The RAID 10 in this case has four stripe elements, each one a mirrored pair of drives. In general, you can estimate the throughput of a collection of EtherDrive blades easily by considering how many stripe elements there are. For RAID 10, there are half as many stripe elements as disks, because each disk is mirrored on another disk. For RAID 5, there effectively is one disk dedicated to parity data, leaving the rest of the disks as stripe elements.
The expected read throughput is the number of stripe elements times 6MB/s. That means if Stan bought two shelves initially and constructed an 18-blade RAID 10 instead of his 8-blade RAID 10, he would expect to get a little more than twice the throughput. Stan doesn't need that much throughput, though, and he wanted to start small, with a 1.6TB filesystem.
Listing 3 shows how Stan easily can expand the filesystem when he buys another shelf. The listings don't show Stan's mdadm-aoe.conf file or his startup and shutdown scripts. The mdadm configuration file tells an mdadm process running in monitor mode how to manage the hot spares, so that they're ready to replace any failed disk in any mirror. See spare groups in the mdadm man page.
Listing 3. To expand the filesystem without unmounting it, set up a second RAID 10 array, add it to the volume group and then increase the filesystem.
# after setting up a RAID 10 for the second shelf # as /dev/md5, add it to the volume group vgextend ben /dev/md5 vgdisplay ben | grep -i 'free.*PE' # grow the logical volume and then the jfs lvextend --extents +88349 /dev/ben/franklin mount -o remount,resize /bf
The startup and shutdown scripts are easy to create. The startup script simply assembles each mirrored pair RAID 1, assembles each RAID 0 and starts an mdadm monitor process. The shutdown script stops the mdadm monitor, stops the RAID 0s and, finally, stops the mirrors.

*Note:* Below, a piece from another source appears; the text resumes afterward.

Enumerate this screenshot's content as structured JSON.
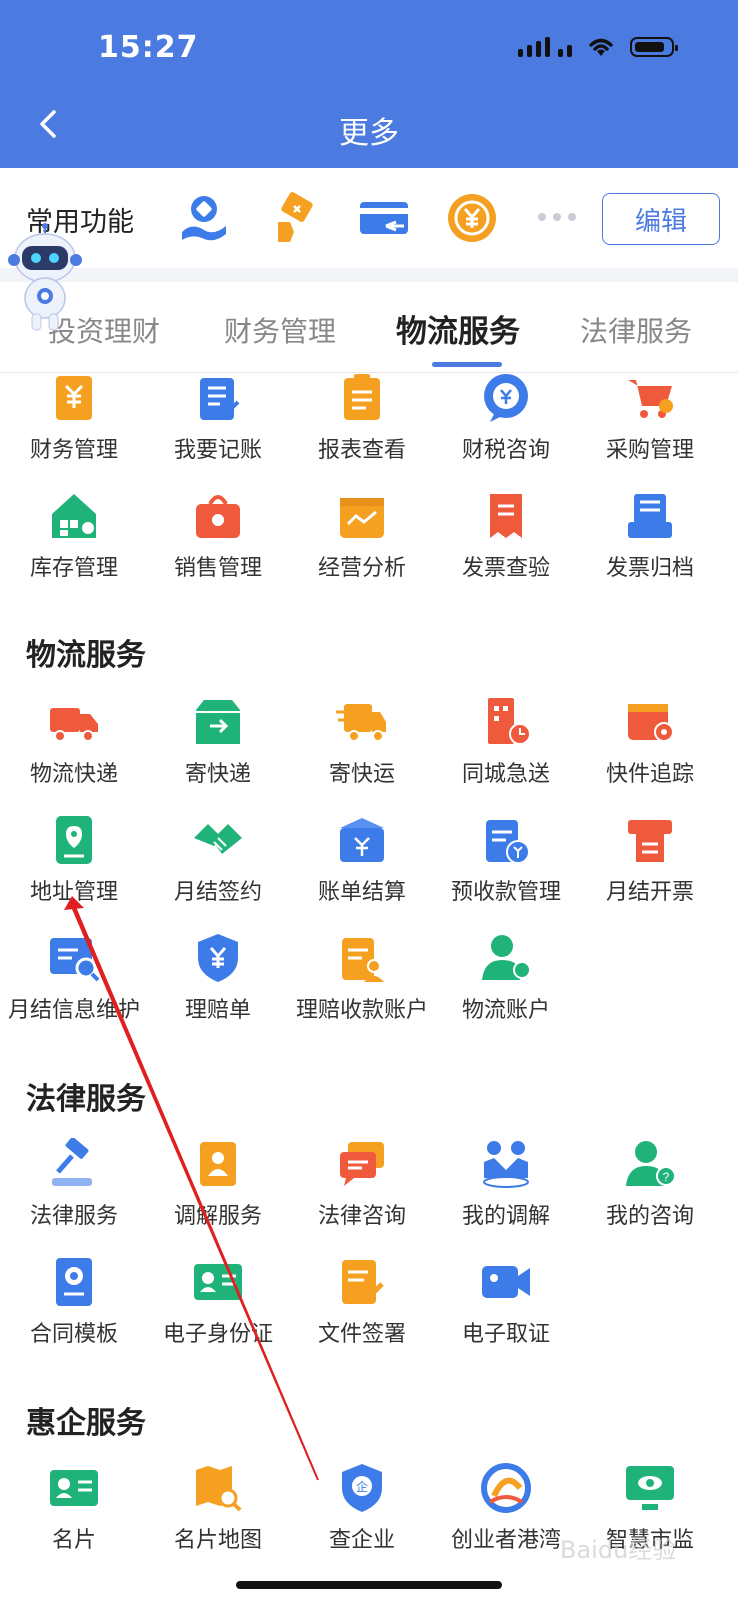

Now that we've seen a concrete example of ATA over Ethernet in action, readers might be wondering what would happen if another host had access to the storage network. Could that second host mount the JFS filesystem and access the same data? The short answer is, “Not safely!” JFS, like ext3 and most filesystems, is designed to be used by a single host. For these single-host filesystems, filesystem corruption can result when multiple hosts mount the same block storage device. The reason is the buffer cache, which is unified with the page cache in 2.6 kernels.
Linux aggressively caches filesystem data in RAM whenever possible in order to avoid using the slower block storage, gaining a significant performance boost. You've seen this caching in action if you've ever run a find command twice on the same directory.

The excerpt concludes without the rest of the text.